Tuesday, March 26, 2013

Io9 Misses the Point

George Dvorsky at io9 thinks that the new Pope believes in evolution, but then gives us absolutely no evidence to back that claim up. He writes:
The answer is actually yes. And in fact, the Roman Catholic Church has recognized Darwinian evolution for the past 60 years. It openly rejects Intelligent Design and Young Earth Creationism saying that it "pretends to be science." But the Church’s unique take on the theory, what it calls theistic evolution, still shows that Catholics have largely missed the point.
He then proceeds to document the church's position on evolution all the way up through Pope Benedict VI. Consequently, we know no more about Pope Francis then we did. That is not the principle problem with this post, however. The principle problem is a maddening inability to distinguish between proximate and ultimate causes. About theistic evolution, he continues:
But it's here where the Church falls flat. This is the classic argument made by all reconciliationists — the idea that religion and Darwinian natural selection can work in harmony together. It’s a “want my cake and eat it too” proposition that largely ignores the potency of Darwin’s dangerous idea as a God killer.

Darwin’s theory provides for a stand alone system. Evolution is fully autonomous process that does not require any guiding “rationality” (Benedict’s term) to function. It’s an agonizingly slow, brutish, and insanely methodical process, but it works.

Moreover, it has given rise to the concept of scientific naturalism — the idea that the material world and all the phenomena we see around us can be explained without having to invoke an architect or overseer. All the evidence currently points to this conclusion, and until science reveals any hint of supernatural meddling — which it has not – we will continue to have to accept naturalism as the ongoing scientific paradigm.
Here is has invoked Daniel Dennett's argument that acceptance of evolution necessitates a rejection of belief in God, something that Darwin himself never wrote or said at any point in time. The idea that it might be a "God Killer" is unique to modern atheism. He is correct that Darwinian evolution explains past and present biodiversity very well but so what? Modern cosmology explains the universe quite well too and yet there are Christians who practice it. The same is true with geology (Davis Young, Carol Hill) where known laws set out by Lyell and others are the basis for the modern understanding of how the earth behaves. These are no more or less self-contained than evolutionary theory.

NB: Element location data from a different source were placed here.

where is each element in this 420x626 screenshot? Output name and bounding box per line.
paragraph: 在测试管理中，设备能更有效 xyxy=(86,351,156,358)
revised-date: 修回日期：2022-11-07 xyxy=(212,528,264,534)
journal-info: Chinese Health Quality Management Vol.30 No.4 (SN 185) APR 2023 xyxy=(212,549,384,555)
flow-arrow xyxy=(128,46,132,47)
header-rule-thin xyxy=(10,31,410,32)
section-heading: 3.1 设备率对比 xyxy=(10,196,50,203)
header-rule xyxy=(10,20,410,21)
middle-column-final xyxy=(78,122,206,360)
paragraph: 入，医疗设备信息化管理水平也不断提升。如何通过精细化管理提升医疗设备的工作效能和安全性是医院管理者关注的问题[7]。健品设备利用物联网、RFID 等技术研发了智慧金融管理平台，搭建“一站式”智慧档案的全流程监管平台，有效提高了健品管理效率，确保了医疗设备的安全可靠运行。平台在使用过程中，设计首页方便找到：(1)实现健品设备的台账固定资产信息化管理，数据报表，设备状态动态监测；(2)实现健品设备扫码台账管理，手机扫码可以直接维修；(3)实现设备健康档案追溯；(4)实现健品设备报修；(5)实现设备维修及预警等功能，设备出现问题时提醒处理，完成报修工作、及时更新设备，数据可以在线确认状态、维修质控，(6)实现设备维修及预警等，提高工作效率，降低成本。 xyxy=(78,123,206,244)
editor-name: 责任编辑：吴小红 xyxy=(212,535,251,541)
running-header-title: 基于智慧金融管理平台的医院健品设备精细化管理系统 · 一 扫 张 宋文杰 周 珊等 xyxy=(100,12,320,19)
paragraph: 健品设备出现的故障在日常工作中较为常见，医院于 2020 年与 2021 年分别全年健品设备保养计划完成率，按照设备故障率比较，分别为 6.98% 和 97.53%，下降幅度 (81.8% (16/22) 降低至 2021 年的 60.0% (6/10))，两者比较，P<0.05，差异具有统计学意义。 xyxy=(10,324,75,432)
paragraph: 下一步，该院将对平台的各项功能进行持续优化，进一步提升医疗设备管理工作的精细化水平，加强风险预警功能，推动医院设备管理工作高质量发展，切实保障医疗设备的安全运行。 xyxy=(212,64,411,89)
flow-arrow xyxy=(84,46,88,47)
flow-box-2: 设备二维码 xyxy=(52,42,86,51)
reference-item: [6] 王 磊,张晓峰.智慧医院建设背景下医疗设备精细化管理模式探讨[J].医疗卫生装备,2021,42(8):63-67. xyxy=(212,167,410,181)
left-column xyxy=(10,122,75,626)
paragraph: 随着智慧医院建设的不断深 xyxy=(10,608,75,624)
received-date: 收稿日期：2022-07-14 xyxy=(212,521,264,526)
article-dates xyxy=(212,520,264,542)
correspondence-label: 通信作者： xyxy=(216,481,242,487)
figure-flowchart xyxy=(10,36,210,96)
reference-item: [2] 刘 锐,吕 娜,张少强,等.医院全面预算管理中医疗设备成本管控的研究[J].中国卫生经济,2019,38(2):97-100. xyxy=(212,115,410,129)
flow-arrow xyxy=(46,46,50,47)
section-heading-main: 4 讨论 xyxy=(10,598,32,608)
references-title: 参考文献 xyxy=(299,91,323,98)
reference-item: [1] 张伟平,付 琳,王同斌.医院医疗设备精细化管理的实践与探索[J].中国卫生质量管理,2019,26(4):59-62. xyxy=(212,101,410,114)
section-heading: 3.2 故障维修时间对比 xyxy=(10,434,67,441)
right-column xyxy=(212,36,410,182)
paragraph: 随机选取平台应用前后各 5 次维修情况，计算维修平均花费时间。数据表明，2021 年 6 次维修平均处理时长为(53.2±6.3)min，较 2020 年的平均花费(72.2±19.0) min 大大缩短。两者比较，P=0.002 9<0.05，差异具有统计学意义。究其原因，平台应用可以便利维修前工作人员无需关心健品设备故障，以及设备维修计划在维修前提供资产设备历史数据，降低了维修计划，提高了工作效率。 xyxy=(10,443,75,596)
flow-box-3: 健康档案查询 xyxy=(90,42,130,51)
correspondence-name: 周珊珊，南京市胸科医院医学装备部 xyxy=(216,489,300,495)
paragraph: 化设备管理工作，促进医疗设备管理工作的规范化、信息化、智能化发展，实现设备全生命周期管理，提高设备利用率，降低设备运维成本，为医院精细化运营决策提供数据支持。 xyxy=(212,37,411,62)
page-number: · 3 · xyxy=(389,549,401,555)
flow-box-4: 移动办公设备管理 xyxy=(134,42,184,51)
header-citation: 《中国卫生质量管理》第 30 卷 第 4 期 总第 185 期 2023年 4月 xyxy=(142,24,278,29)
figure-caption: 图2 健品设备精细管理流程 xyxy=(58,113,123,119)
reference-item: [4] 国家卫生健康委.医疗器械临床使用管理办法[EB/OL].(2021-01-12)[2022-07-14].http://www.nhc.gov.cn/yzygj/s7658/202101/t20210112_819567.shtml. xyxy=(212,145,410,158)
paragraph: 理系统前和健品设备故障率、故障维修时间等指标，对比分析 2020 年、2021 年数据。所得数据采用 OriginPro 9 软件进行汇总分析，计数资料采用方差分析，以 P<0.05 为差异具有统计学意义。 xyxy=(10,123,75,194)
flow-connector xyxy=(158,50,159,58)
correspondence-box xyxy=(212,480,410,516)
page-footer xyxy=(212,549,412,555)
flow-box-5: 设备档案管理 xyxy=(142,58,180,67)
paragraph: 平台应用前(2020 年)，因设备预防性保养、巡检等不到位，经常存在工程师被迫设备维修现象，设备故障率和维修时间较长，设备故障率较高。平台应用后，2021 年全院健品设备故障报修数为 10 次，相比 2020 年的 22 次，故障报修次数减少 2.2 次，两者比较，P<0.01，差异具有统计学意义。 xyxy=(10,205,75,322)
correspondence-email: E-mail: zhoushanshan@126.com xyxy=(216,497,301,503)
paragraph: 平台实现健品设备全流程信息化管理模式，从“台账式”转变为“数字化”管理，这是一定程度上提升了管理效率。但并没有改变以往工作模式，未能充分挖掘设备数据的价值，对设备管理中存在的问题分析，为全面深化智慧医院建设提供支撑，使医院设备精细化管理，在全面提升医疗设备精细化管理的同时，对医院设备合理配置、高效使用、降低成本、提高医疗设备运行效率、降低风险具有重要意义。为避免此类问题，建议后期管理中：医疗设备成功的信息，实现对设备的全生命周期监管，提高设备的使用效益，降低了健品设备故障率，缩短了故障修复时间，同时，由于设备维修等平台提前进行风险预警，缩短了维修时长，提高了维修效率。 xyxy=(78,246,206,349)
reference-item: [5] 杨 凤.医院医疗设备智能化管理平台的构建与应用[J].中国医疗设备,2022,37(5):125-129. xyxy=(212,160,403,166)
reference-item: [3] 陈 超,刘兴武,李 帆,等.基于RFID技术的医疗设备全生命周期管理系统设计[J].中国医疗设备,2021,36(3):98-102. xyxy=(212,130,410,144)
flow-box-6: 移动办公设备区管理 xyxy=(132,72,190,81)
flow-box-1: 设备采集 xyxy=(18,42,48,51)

By invoking a "Cake and eat it too" dichotomy, Dvorsky has practiced a philosophically naturalistic reductionism that sees the belief in God and evolution as a zero-sum game, which it is not.


  1. I have a lot of sympathy for the reconciliation of science and religion. I know lots of faithful scientists, though I am not a believer myself.

    But I do struggle with theistic evolution. In this way, what discernable difference does the theism make? Could we tell the difference between evolution guided by a god, an alien, and entirely unguided?

    I get that it isn't helpful to imagine God as being a causal factor that could be detected. But if God is a factor that is, by definition, irrelevant in any physical system, is that really something that believers will accept? It would be hard to preach that, I think.

    It strikes me that most believers who talk about theistic evolution seem to imagine that, by God's choice, certain events that might have gone one way, go another. That God's will imposes a non-random direction on evolution. But that, presumably, is detectable. Unless God engineers those choices to be indistinguishable from randomness. In which case how is God not utterly irrelevant? Why do we not just end up with evolution rather than theistic evolution?

  2. In this context, theism doesn't "make any difference." It simply describes a relationship that cannot be quantified by science. Belief in God exists over an above any particular practice of science. The God of the Bible, the way most theistic evolutionists see it, is more concerned with our eternal salvation than with monkeying with how the world works. Are there miracles? Probably but more than anything, they are subservient to God's purpose of calling people to him.

    Because of the way the universe has been created, certain "laws" are in effect, and, in most cases, they make sense in the long run. This is what makes the universe knowable and, to the extent that we can do so, understandable. So evolution and theistic evolution are not diametrically opposed, but as much as anything, orthogonal.

    As I mentioned in another post, this is not a zero-sum game. One need not reject evolution if one believes in God.